BACKGROUND: Retinoblastoma is an eye cancer that begins in the sensitive lining on the inside of the eye. Three-hundred children are diagnosed with the cancer each year with children under four being diagnosed the most. The disease accounts for about three percent of all cancers for children up until 14 as well. It mainly affects children. Symptoms include eye swelling or redness, white color in pupils, or the eye looking in a different direction. It is caused when the nerve cells in the retina have genetic mutations. The mutation causes the cells to continue to grow and forms a tumor.

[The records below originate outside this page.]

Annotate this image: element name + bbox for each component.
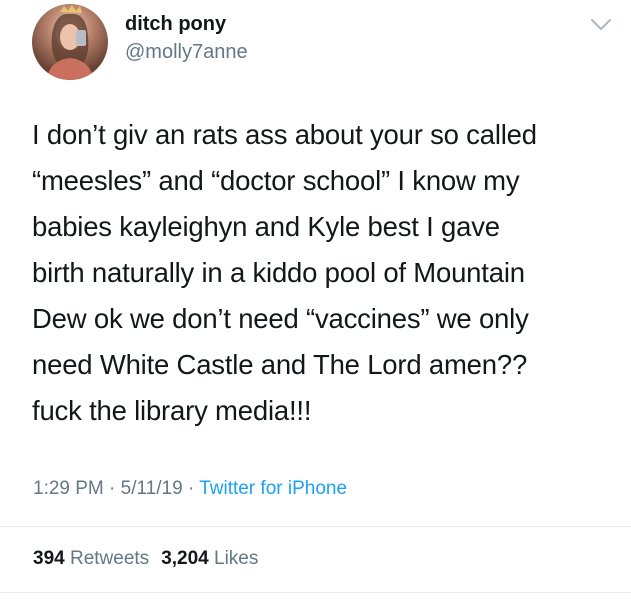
likes-stat[interactable]: 3,204 Likes [161,548,258,569]
tweet-stats: 394 Retweets 3,204 Likes [33,548,258,570]
tweet-text: I don’t giv an rats ass about your so ca… [32,119,537,426]
meta-separator: · [109,478,116,499]
likes-count: 3,204 [161,548,209,569]
retweets-stat[interactable]: 394 Retweets [33,548,149,569]
meta-separator: · [187,478,195,499]
avatar[interactable] [32,4,108,80]
divider [0,592,631,593]
profile-photo-icon [46,5,94,80]
tweet-header: ditch pony @molly7anne [32,0,612,84]
tweet-date[interactable]: 5/11/19 [121,478,183,499]
tweet-meta: 1:29 PM · 5/11/19 · Twitter for iPhone [33,478,347,500]
user-handle[interactable]: @molly7anne [125,40,248,64]
divider [0,526,631,527]
display-name[interactable]: ditch pony [125,12,248,36]
tweet-time[interactable]: 1:29 PM [33,478,104,499]
user-names: ditch pony @molly7anne [125,12,248,64]
likes-label: Likes [214,548,259,569]
retweets-label: Retweets [69,548,150,569]
retweets-count: 394 [33,548,65,569]
chevron-down-icon[interactable] [590,18,612,32]
tweet-source-link[interactable]: Twitter for iPhone [199,478,347,499]
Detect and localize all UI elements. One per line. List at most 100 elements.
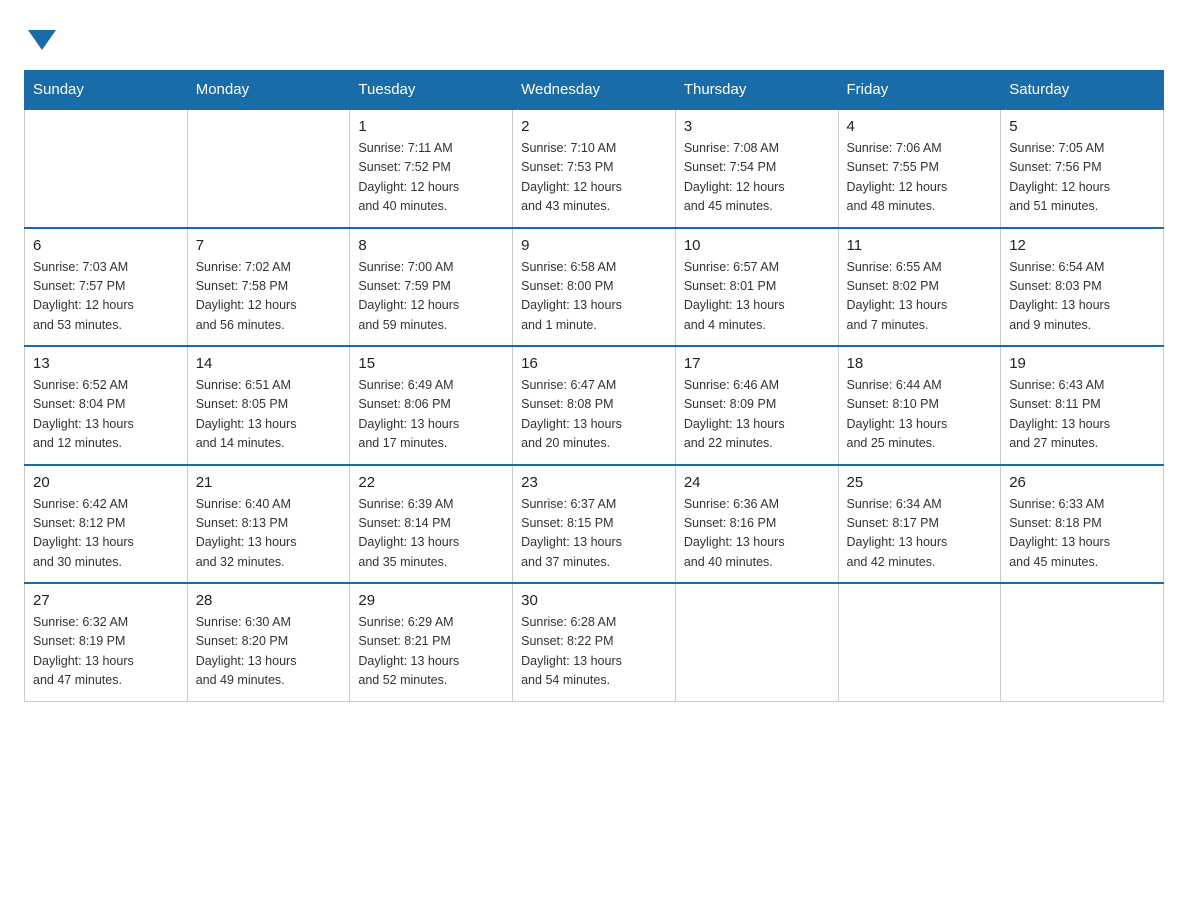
calendar-cell: 13 Sunrise: 6:52 AM Sunset: 8:04 PM Dayli… [25,346,188,465]
day-number: 3 [684,118,830,135]
day-info: Sunrise: 7:11 AM Sunset: 7:52 PM Dayligh… [358,139,504,217]
calendar-cell: 23 Sunrise: 6:37 AM Sunset: 8:15 PM Dayli… [513,465,676,584]
day-number: 20 [33,474,179,491]
calendar-cell: 18 Sunrise: 6:44 AM Sunset: 8:10 PM Dayli… [838,346,1001,465]
day-info: Sunrise: 6:42 AM Sunset: 8:12 PM Dayligh… [33,495,179,573]
day-number: 17 [684,355,830,372]
calendar-cell [25,109,188,228]
day-info: Sunrise: 6:30 AM Sunset: 8:20 PM Dayligh… [196,613,342,691]
logo [24,24,60,50]
day-number: 2 [521,118,667,135]
day-number: 16 [521,355,667,372]
calendar-cell: 15Sunrise: 6:49 AM Sunset: 8:06 PM Dayli… [350,346,513,465]
day-info: Sunrise: 7:00 AM Sunset: 7:59 PM Dayligh… [358,258,504,336]
day-number: 5 [1009,118,1155,135]
day-info: Sunrise: 7:03 AM Sunset: 7:57 PM Dayligh… [33,258,179,336]
calendar-cell: 24 Sunrise: 6:36 AM Sunset: 8:16 PM Dayli… [675,465,838,584]
day-number: 25 [847,474,993,491]
calendar-cell [1001,583,1164,701]
day-info: Sunrise: 6:33 AM Sunset: 8:18 PM Dayligh… [1009,495,1155,573]
day-of-week-header: Tuesday [350,71,513,110]
day-info: Sunrise: 7:08 AM Sunset: 7:54 PM Dayligh… [684,139,830,217]
day-number: 29 [358,592,504,609]
calendar-cell: 20 Sunrise: 6:42 AM Sunset: 8:12 PM Dayli… [25,465,188,584]
day-info: Sunrise: 6:49 AM Sunset: 8:06 PM Dayligh… [358,376,504,454]
calendar-cell: 10 Sunrise: 6:57 AM Sunset: 8:01 PM Dayli… [675,228,838,347]
day-number: 10 [684,237,830,254]
day-number: 4 [847,118,993,135]
day-number: 13 [33,355,179,372]
calendar-cell: 2 Sunrise: 7:10 AM Sunset: 7:53 PM Daylig… [513,109,676,228]
calendar-cell: 1 Sunrise: 7:11 AM Sunset: 7:52 PM Daylig… [350,109,513,228]
day-info: Sunrise: 6:29 AM Sunset: 8:21 PM Dayligh… [358,613,504,691]
calendar-cell: 12 Sunrise: 6:54 AM Sunset: 8:03 PM Dayli… [1001,228,1164,347]
day-info: Sunrise: 6:46 AM Sunset: 8:09 PM Dayligh… [684,376,830,454]
day-of-week-header: Saturday [1001,71,1164,110]
calendar-table: SundayMondayTuesdayWednesdayThursdayFrid… [24,70,1164,702]
day-of-week-header: Wednesday [513,71,676,110]
calendar-cell: 7 Sunrise: 7:02 AM Sunset: 7:58 PM Daylig… [187,228,350,347]
calendar-cell: 9 Sunrise: 6:58 AM Sunset: 8:00 PM Daylig… [513,228,676,347]
day-number: 8 [358,237,504,254]
day-number: 26 [1009,474,1155,491]
day-number: 14 [196,355,342,372]
day-info: Sunrise: 6:32 AM Sunset: 8:19 PM Dayligh… [33,613,179,691]
day-info: Sunrise: 6:47 AM Sunset: 8:08 PM Dayligh… [521,376,667,454]
day-of-week-header: Thursday [675,71,838,110]
day-info: Sunrise: 6:57 AM Sunset: 8:01 PM Dayligh… [684,258,830,336]
day-of-week-header: Monday [187,71,350,110]
calendar-cell [675,583,838,701]
calendar-cell: 4 Sunrise: 7:06 AM Sunset: 7:55 PM Daylig… [838,109,1001,228]
day-info: Sunrise: 6:52 AM Sunset: 8:04 PM Dayligh… [33,376,179,454]
day-info: Sunrise: 6:44 AM Sunset: 8:10 PM Dayligh… [847,376,993,454]
day-info: Sunrise: 6:40 AM Sunset: 8:13 PM Dayligh… [196,495,342,573]
day-info: Sunrise: 6:43 AM Sunset: 8:11 PM Dayligh… [1009,376,1155,454]
day-number: 7 [196,237,342,254]
day-of-week-header: Sunday [25,71,188,110]
day-number: 23 [521,474,667,491]
day-info: Sunrise: 6:37 AM Sunset: 8:15 PM Dayligh… [521,495,667,573]
day-info: Sunrise: 7:05 AM Sunset: 7:56 PM Dayligh… [1009,139,1155,217]
day-number: 18 [847,355,993,372]
calendar-cell: 8 Sunrise: 7:00 AM Sunset: 7:59 PM Daylig… [350,228,513,347]
calendar-cell: 26 Sunrise: 6:33 AM Sunset: 8:18 PM Dayli… [1001,465,1164,584]
day-number: 11 [847,237,993,254]
day-info: Sunrise: 6:51 AM Sunset: 8:05 PM Dayligh… [196,376,342,454]
day-number: 19 [1009,355,1155,372]
calendar-cell: 25 Sunrise: 6:34 AM Sunset: 8:17 PM Dayli… [838,465,1001,584]
day-number: 21 [196,474,342,491]
day-info: Sunrise: 7:10 AM Sunset: 7:53 PM Dayligh… [521,139,667,217]
day-number: 30 [521,592,667,609]
calendar-cell: 17 Sunrise: 6:46 AM Sunset: 8:09 PM Dayli… [675,346,838,465]
day-info: Sunrise: 6:39 AM Sunset: 8:14 PM Dayligh… [358,495,504,573]
day-number: 28 [196,592,342,609]
calendar-cell: 28 Sunrise: 6:30 AM Sunset: 8:20 PM Dayli… [187,583,350,701]
calendar-cell [838,583,1001,701]
day-info: Sunrise: 6:55 AM Sunset: 8:02 PM Dayligh… [847,258,993,336]
day-info: Sunrise: 6:34 AM Sunset: 8:17 PM Dayligh… [847,495,993,573]
calendar-cell: 21 Sunrise: 6:40 AM Sunset: 8:13 PM Dayli… [187,465,350,584]
day-number: 22 [358,474,504,491]
calendar-cell: 19 Sunrise: 6:43 AM Sunset: 8:11 PM Dayli… [1001,346,1164,465]
day-number: 27 [33,592,179,609]
logo-arrow-icon [28,30,56,50]
day-info: Sunrise: 7:02 AM Sunset: 7:58 PM Dayligh… [196,258,342,336]
day-number: 12 [1009,237,1155,254]
calendar-cell [187,109,350,228]
calendar-cell: 14 Sunrise: 6:51 AM Sunset: 8:05 PM Dayli… [187,346,350,465]
day-info: Sunrise: 6:36 AM Sunset: 8:16 PM Dayligh… [684,495,830,573]
day-info: Sunrise: 6:58 AM Sunset: 8:00 PM Dayligh… [521,258,667,336]
day-of-week-header: Friday [838,71,1001,110]
calendar-cell: 27 Sunrise: 6:32 AM Sunset: 8:19 PM Dayli… [25,583,188,701]
calendar-cell: 22 Sunrise: 6:39 AM Sunset: 8:14 PM Dayli… [350,465,513,584]
day-number: 24 [684,474,830,491]
calendar-cell: 29 Sunrise: 6:29 AM Sunset: 8:21 PM Dayli… [350,583,513,701]
day-number: 1 [358,118,504,135]
day-number: 6 [33,237,179,254]
day-info: Sunrise: 7:06 AM Sunset: 7:55 PM Dayligh… [847,139,993,217]
day-info: Sunrise: 6:54 AM Sunset: 8:03 PM Dayligh… [1009,258,1155,336]
calendar-cell: 16 Sunrise: 6:47 AM Sunset: 8:08 PM Dayli… [513,346,676,465]
calendar-cell: 6 Sunrise: 7:03 AM Sunset: 7:57 PM Daylig… [25,228,188,347]
day-number: 9 [521,237,667,254]
calendar-cell: 11 Sunrise: 6:55 AM Sunset: 8:02 PM Dayli… [838,228,1001,347]
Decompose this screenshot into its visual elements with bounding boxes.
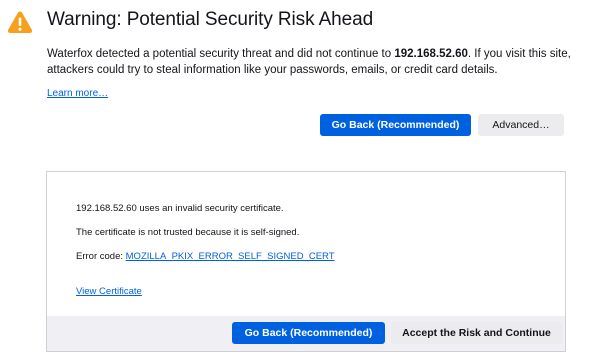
view-certificate-link[interactable]: View Certificate [76,286,142,297]
warning-triangle-icon [7,11,33,33]
panel-go-back-button[interactable]: Go Back (Recommended) [232,322,385,344]
invalid-certificate-text: 192.168.52.60 uses an invalid security c… [76,203,284,214]
security-warning-page: Warning: Potential Security Risk Ahead W… [0,0,600,358]
host-name: 192.168.52.60 [394,48,468,60]
error-code-line: Error code: MOZILLA_PKIX_ERROR_SELF_SIGN… [76,251,335,262]
error-code-label: Error code: [76,251,126,262]
error-code-link[interactable]: MOZILLA_PKIX_ERROR_SELF_SIGNED_CERT [126,251,335,262]
learn-more-link[interactable]: Learn more… [47,88,108,99]
intro-prefix: Waterfox detected a potential security t… [47,48,395,60]
go-back-button[interactable]: Go Back (Recommended) [320,114,471,136]
warning-description: Waterfox detected a potential security t… [47,46,577,78]
page-title: Warning: Potential Security Risk Ahead [47,9,374,30]
self-signed-text: The certificate is not trusted because i… [76,227,300,238]
advanced-details-panel: 192.168.52.60 uses an invalid security c… [46,171,566,352]
accept-risk-button[interactable]: Accept the Risk and Continue [391,322,562,344]
advanced-button[interactable]: Advanced… [478,114,564,136]
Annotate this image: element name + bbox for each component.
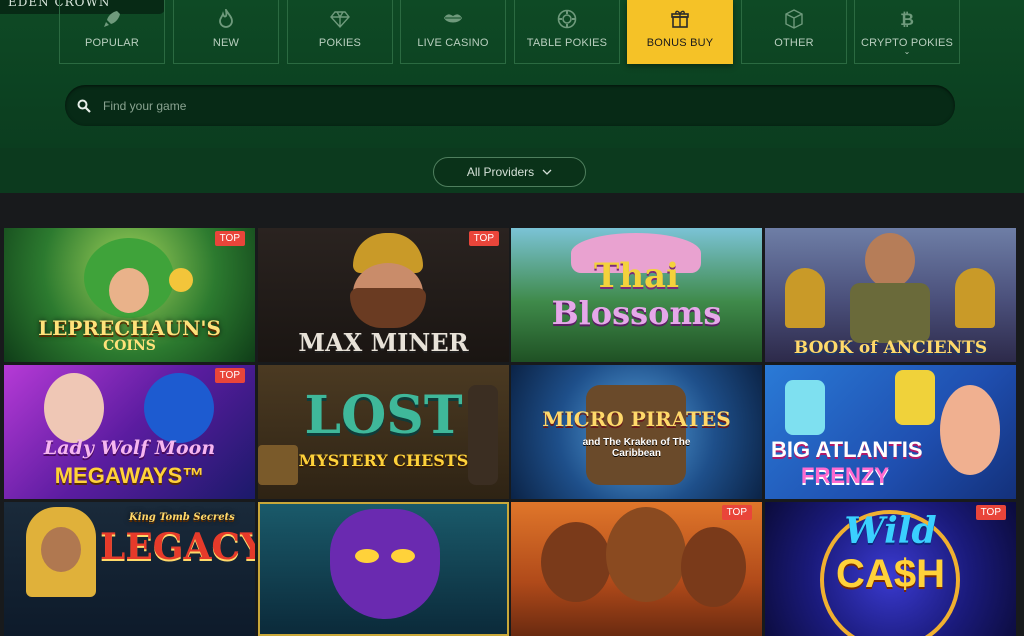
game-tile[interactable]: MAX MINER TOP: [258, 228, 509, 362]
flame-icon: [215, 8, 237, 30]
game-subtitle: and The Kraken of The Caribbean: [582, 437, 691, 459]
gift-icon: [669, 8, 691, 30]
cube-icon: [783, 8, 805, 30]
game-subtitle: LEGACY: [100, 526, 255, 568]
game-subtitle: COINS: [103, 338, 156, 354]
game-subtitle: MYSTERY CHESTS: [298, 451, 469, 470]
game-title: BIG ATLANTIS: [771, 437, 923, 462]
game-tile[interactable]: BIG ATLANTIS FRENZY: [765, 365, 1016, 499]
search-input[interactable]: [103, 98, 903, 113]
chevron-down-icon[interactable]: ⌄: [904, 48, 911, 56]
game-tile[interactable]: LEPRECHAUN'S COINS TOP: [4, 228, 255, 362]
game-tile[interactable]: BOOK of ANCIENTS: [765, 228, 1016, 362]
category-pokies[interactable]: POKIES: [287, 0, 393, 64]
category-other[interactable]: OTHER: [741, 0, 847, 64]
game-title: LOST: [304, 385, 463, 446]
search-icon: [77, 99, 91, 113]
game-title: MICRO PIRATES: [542, 407, 731, 431]
category-live-casino[interactable]: LIVE CASINO: [400, 0, 506, 64]
top-badge: TOP: [214, 231, 245, 246]
game-tile[interactable]: MICRO PIRATES and The Kraken of The Cari…: [511, 365, 762, 499]
providers-label: All Providers: [466, 165, 535, 179]
bitcoin-icon: ₿: [896, 8, 918, 30]
filter-band: All Providers: [0, 148, 1024, 193]
game-subtitle: FRENZY: [801, 463, 889, 488]
category-bonus-buy[interactable]: BONUS BUY: [627, 0, 733, 64]
top-badge: TOP: [214, 368, 245, 383]
category-label: POKIES: [318, 37, 362, 49]
game-tile[interactable]: Lady Wolf Moon MEGAWAYS™ TOP: [4, 365, 255, 499]
category-new[interactable]: NEW: [173, 0, 279, 64]
game-title: Thai: [594, 256, 679, 296]
game-tile[interactable]: [258, 502, 509, 636]
category-label: TABLE POKIES: [526, 37, 608, 49]
game-title: Lady Wolf Moon: [43, 437, 216, 459]
svg-text:₿: ₿: [900, 10, 914, 29]
game-tile[interactable]: LOST MYSTERY CHESTS: [258, 365, 509, 499]
chip-icon: [556, 8, 578, 30]
header-bar: EDEN CROWN POPULAR NEW POKIES LIVE CASIN…: [0, 0, 1024, 148]
game-tile[interactable]: Thai Blossoms: [511, 228, 762, 362]
game-title: King Tomb Secrets: [129, 512, 235, 523]
game-subtitle: CA$H: [836, 552, 945, 596]
game-subtitle: MEGAWAYS™: [54, 463, 205, 488]
category-label: OTHER: [774, 37, 814, 49]
search-bar: [65, 85, 955, 126]
category-label: BONUS BUY: [646, 37, 714, 49]
lips-icon: [442, 8, 464, 30]
category-label: NEW: [212, 37, 240, 49]
top-badge: TOP: [975, 505, 1006, 520]
category-label: POPULAR: [85, 37, 139, 49]
diamond-icon: [329, 8, 351, 30]
category-crypto-pokies[interactable]: ₿ CRYPTO POKIES ⌄: [854, 0, 960, 64]
game-title: MAX MINER: [298, 328, 469, 357]
game-title: BOOK of ANCIENTS: [793, 338, 988, 358]
category-popular[interactable]: POPULAR: [59, 0, 165, 64]
game-tile[interactable]: Wild CA$H TOP: [765, 502, 1016, 636]
top-badge: TOP: [468, 231, 499, 246]
game-subtitle: Blossoms: [551, 294, 722, 332]
providers-dropdown[interactable]: All Providers: [433, 157, 586, 187]
game-tile[interactable]: TOP: [511, 502, 762, 636]
top-badge: TOP: [721, 505, 752, 520]
category-label: LIVE CASINO: [417, 37, 489, 49]
game-title: LEPRECHAUN'S: [38, 316, 221, 340]
category-table-pokies[interactable]: TABLE POKIES: [514, 0, 620, 64]
rocket-icon: [101, 8, 123, 30]
chevron-down-icon: [542, 169, 552, 175]
game-tile[interactable]: King Tomb Secrets LEGACY: [4, 502, 255, 636]
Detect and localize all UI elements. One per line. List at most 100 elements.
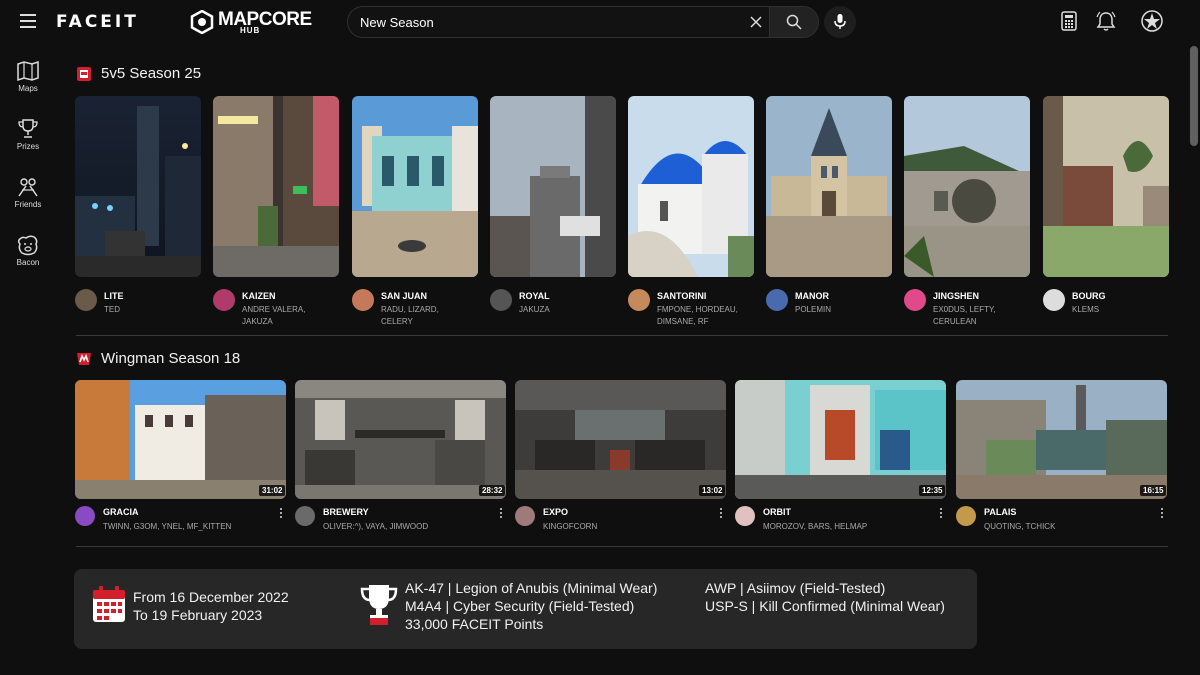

DIAGNOSING: Doctors use a multitude of tests to diagnose retinoblastoma. They use an ultrasound and CT scans to make a drawing of the tumor in the eye. They will also use blood tests and lumbar puncture. They might use a hearing test to make sure the drugs that the child is given does not cause hearing loss. From there, there are two main types of retinoblastoma, intraocular and extraocular. Intraocular means that the cancer is in one or both eyes but has not spread to other parts of the body, while extraocular means it has spread. There are five stages of intraocular cancer. Small tumors are the lowest stage; vitreous hemorrhage is the highest stage. As for extraocular, there are five stage 0-5, where the stage zero means the cancer is still intraocular, and stage four which means the tumor has spread via the blood vessels to distant parts of the body.


NEW TECHNOLOGY: There has been much research conducted in the past few decades that have led to higher cure rates and fewer side effects. Researchers have learned that using focal treatments like laser therapy kills tumor cells more precisely. They have begun to examine ways of taking advantage of the gene changes in the cells of retinoblastoma. They are trying to use VCN-01, a virus modified in the lab to infect and excise cells that don’t have copies of the RB1 Gene. This test is in early clinical trials. Researchers from the Children’s Hospital Los Angeles are looking into using a liquid biopsy to help provide the genetic profile of the retinoblastoma tumors.